Kakao Compliance and Trust Committee logo. /Courtesy of Kakao

Kakao will specify in its corporate governance charter the provision for "prior review of shareholder interest infringement and measures to protect shareholders in the event of an IPO." Kakao's Compliance and Trust Committee announced on the 15th that it has completed the implementation of all improvement plans in line with its three major agenda recommendations: responsible management, ethical leadership, and restoring social trust.

This measure aims to prevent the decline in value for the parent company's shareholders due to the subsidiary's listing. This is a follow-up action after the incident of shareholder value erosion due to the massive equity sale by executives following the listing of Kakao Pay in 2021. The Compliance and Trust Committee plans to strengthen communication with the parent company's shareholders during the subsidiary's IPO and establish shareholder protection measures tailored to the characteristics of the subsidiary.

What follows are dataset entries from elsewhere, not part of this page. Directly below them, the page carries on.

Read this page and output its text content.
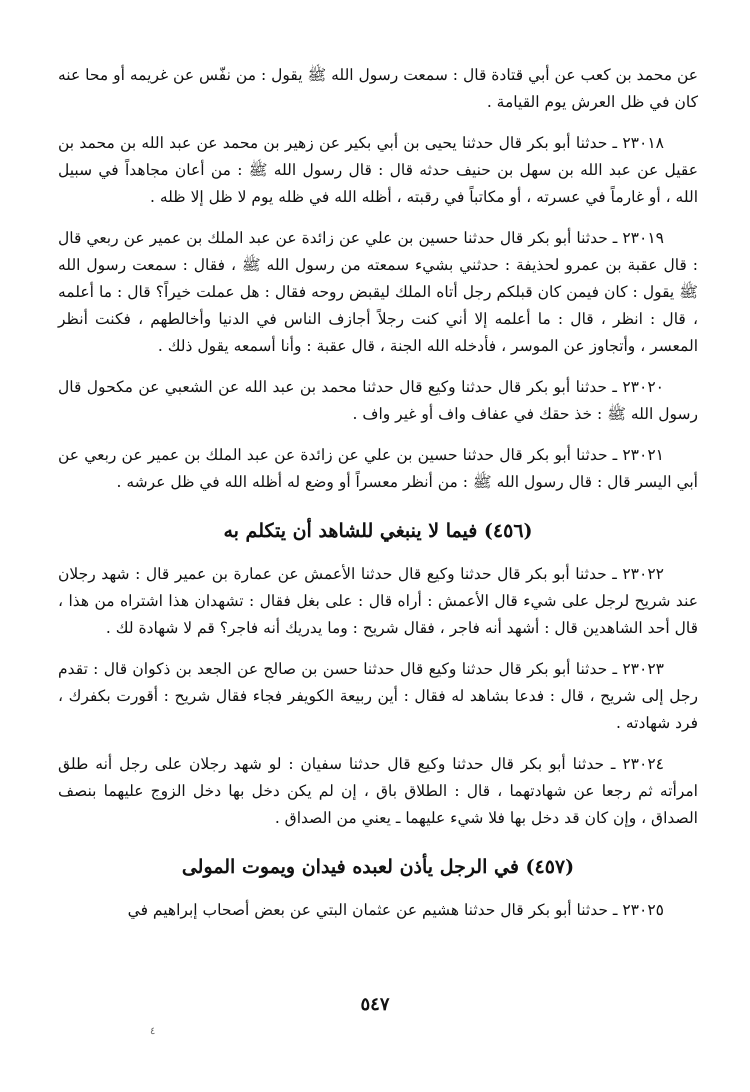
عن محمد بن كعب عن أبي قتادة قال : سمعت رسول الله ﷺ يقول : من نفّس عن غريمه أو محا عنه كان في ظل العرش يوم القيامة .

٢٣٠١٨ ـ حدثنا أبو بكر قال حدثنا يحيى بن أبي بكير عن زهير بن محمد عن عبد الله بن محمد بن عقيل عن عبد الله بن سهل بن حنيف حدثه قال : قال رسول الله ﷺ : من أعان مجاهداً في سبيل الله ، أو غارماً في عسرته ، أو مكاتباً في رقبته ، أظله الله في ظله يوم لا ظل إلا ظله .

٢٣٠١٩ ـ حدثنا أبو بكر قال حدثنا حسين بن علي عن زائدة عن عبد الملك بن عمير عن ربعي قال : قال عقبة بن عمرو لحذيفة : حدثني بشيء سمعته من رسول الله ﷺ ، فقال : سمعت رسول الله ﷺ يقول : كان فيمن كان قبلكم رجل أتاه الملك ليقبض روحه فقال : هل عملت خيراً؟ قال : ما أعلمه ، قال : انظر ، قال : ما أعلمه إلا أني كنت رجلاً أجازف الناس في الدنيا وأخالطهم ، فكنت أنظر المعسر ، وأتجاوز عن الموسر ، فأدخله الله الجنة ، قال عقبة : وأنا أسمعه يقول ذلك .

٢٣٠٢٠ ـ حدثنا أبو بكر قال حدثنا وكيع قال حدثنا محمد بن عبد الله عن الشعبي عن مكحول قال رسول الله ﷺ : خذ حقك في عفاف واف أو غير واف .

٢٣٠٢١ ـ حدثنا أبو بكر قال حدثنا حسين بن علي عن زائدة عن عبد الملك بن عمير عن ربعي عن أبي اليسر قال : قال رسول الله ﷺ : من أنظر معسراً أو وضع له أظله الله في ظل عرشه .

(٤٥٦) فيما لا ينبغي للشاهد أن يتكلم به

٢٣٠٢٢ ـ حدثنا أبو بكر قال حدثنا وكيع قال حدثنا الأعمش عن عمارة بن عمير قال : شهد رجلان عند شريح لرجل على شيء قال الأعمش : أراه قال : على بغل فقال : تشهدان هذا اشتراه من هذا ، قال أحد الشاهدين قال : أشهد أنه فاجر ، فقال شريح : وما يدريك أنه فاجر؟ قم لا شهادة لك .

٢٣٠٢٣ ـ حدثنا أبو بكر قال حدثنا وكيع قال حدثنا حسن بن صالح عن الجعد بن ذكوان قال : تقدم رجل إلى شريح ، قال : فدعا بشاهد له فقال : أين ربيعة الكويفر فجاء فقال شريح : أقورت بكفرك ، فرد شهادته .

٢٣٠٢٤ ـ حدثنا أبو بكر قال حدثنا وكيع قال حدثنا سفيان : لو شهد رجلان على رجل أنه طلق امرأته ثم رجعا عن شهادتهما ، قال : الطلاق باق ، إن لم يكن دخل بها دخل الزوج عليهما بنصف الصداق ، وإن كان قد دخل بها فلا شيء عليهما ـ يعني من الصداق .

(٤٥٧) في الرجل يأذن لعبده فيدان ويموت المولى

٢٣٠٢٥ ـ حدثنا أبو بكر قال حدثنا هشيم عن عثمان البتي عن بعض أصحاب إبراهيم في

٥٤٧
٤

Last year, Kakao announced and began implementing improvement plans in accordance with the recommendations of the Compliance and Trust Committee. In the first agenda item of responsible management, it strengthened the role of the control tower of the CA consultative body and reinforced the review process for large-scale investments. In the agenda of ethical leadership, it established an executive code of ethics and reflected it in contracts.

Kim So-young, the chairperson of the Compliance and Trust Committee, noted, "We will continue to strive to restore social trust for Kakao."